RAF MILDENHALL, United Kingdom (AFNS) --
Thousands of hours are spent each year removing and installing a boom cover on a KC-135 Stratotanker aircraft – hours that could be used elsewhere. One 100th Maintenance Squadron Airman has invented a new boom cover tool that has the potential to save the U.S. Air Force 40,000 man-hours and approximately $1 million per year.
“I noticed as soon as I got to Mildenhall that removing and installing the boom cover was tedious and time consuming,” said Airman 1st Class Jacob Helzer, 100th MXS hydraulics maintenance journeyman. “Removing the cover the conventional way involves calling the Aerospace Ground Equipment backshop for an aircraft stand and requires two Airmen and a substantial amount of time.”
The current conventional method hinders daily operations, whereas the innovative solution Helzer created is easier, takes less time and lessens the impact on the flow of operations.
“One of the maintenance crew chiefs reached out because he knew I enjoy 3D printing and design and believed I could come up with a solution for the boom cover,” Helzer said. “I then came up with a prototype for a tool that could make the process much smoother.”
Tech Sgt. Steven Jakubowski said Helzer is always looking for ways to innovate and constantly asking questions to gain further knowledge.
“He spent a lot of his free time, outside of work, designing the boom cover tool,” Jakubowski said.
Helzer, using his skill and knowledge with 3D printing, created a prototype called the “Boom Cover Tool.” The tool was manufactured with Helzer’s 3D printer and resembles a butterfly net on the end of a retractable pole with a hoop mechanism that tightens and loosens the net covering on the opposite end.
“Once I created the prototype, I brought it to my section and tested it out,” Helzer said. “A 30-minute job became a one-minute job with the Boom Cover Tool.”
The Boom Cover Tool greatly reduces the number of man-hours needed every time a cover needs to be removed or installed on an aircraft and the cover itself better protects the boom pod during adverse weather conditions.
Each Boom Cover Tool costs roughly $200 to produce.
“The projected savings were calculated by him and I while submitting for Spark Tank by using the 2021 comptroller document for wages,” Jakubowski said.
“I did the math and the projected savings for the Air Force if they utilized the Boom Cover Tool for the entirety of the refueling fleet would be approximately $1 million and potentially 40,000 man-hours annually,” Helzer added.
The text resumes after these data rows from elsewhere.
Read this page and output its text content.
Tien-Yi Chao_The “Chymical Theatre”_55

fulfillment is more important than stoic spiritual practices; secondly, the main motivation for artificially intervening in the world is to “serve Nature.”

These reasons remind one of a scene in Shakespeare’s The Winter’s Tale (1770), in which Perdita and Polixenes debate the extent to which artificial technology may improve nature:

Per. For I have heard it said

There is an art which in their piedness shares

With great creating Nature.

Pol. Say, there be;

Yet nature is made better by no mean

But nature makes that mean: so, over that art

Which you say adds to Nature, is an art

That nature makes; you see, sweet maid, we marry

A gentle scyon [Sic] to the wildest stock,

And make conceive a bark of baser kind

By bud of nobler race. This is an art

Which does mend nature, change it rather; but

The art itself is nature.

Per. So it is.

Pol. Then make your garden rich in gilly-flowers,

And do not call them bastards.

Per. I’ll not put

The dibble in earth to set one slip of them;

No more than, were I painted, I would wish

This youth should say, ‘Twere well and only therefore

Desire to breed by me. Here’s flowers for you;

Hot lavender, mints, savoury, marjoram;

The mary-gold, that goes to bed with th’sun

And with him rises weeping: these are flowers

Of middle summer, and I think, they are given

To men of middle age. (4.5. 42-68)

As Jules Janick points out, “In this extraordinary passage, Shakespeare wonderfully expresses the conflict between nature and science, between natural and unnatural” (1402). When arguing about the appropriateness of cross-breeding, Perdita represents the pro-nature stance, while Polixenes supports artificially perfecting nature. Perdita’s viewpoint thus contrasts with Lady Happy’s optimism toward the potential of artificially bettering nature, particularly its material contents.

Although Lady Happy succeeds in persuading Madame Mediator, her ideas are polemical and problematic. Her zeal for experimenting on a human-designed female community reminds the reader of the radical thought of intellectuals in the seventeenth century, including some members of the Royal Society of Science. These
In order to meet this goal, Helzer has been collaborating with the MXS fabrication flight to produce the test prototypes for each aircraft here.
“Once we have everything streamlined, we can move into the beta testing phase, which is roughly six months, then move on to scaling up for the entire KC-135 Stratotanker aircraft fleet,” Helzer said.
Moving forward, Helzer plans on developing a batch of tools for the local KC-135 fleet to prove the design concept. Helzer would then like to contract the fabrication of a final, more durable prototype and share the Boom Cover Tool throughout the entire fleet and modify the design to be adopted for other variations of refueling aircraft.
“Helzer has been a go-getter from the moment he arrived on station and is always hungry to learn all aspect of his job, and his critical thinking skills are some of the bests I’ve ever seen,” Jakubowski said.
Helzer has always been motivated to improve himself and the way things are done at his job, and one example of this is the Boom Cover Tool.
“This is how change starts, by questioning the way we do things and coming up with a solution that will benefit Airmen at all levels,” Helzer said. “I created the Boom Cover Tool to make the lives of my Wingmen easier and inspire Airmen to devise and implement new ideas to help improve even the simplest tasks.”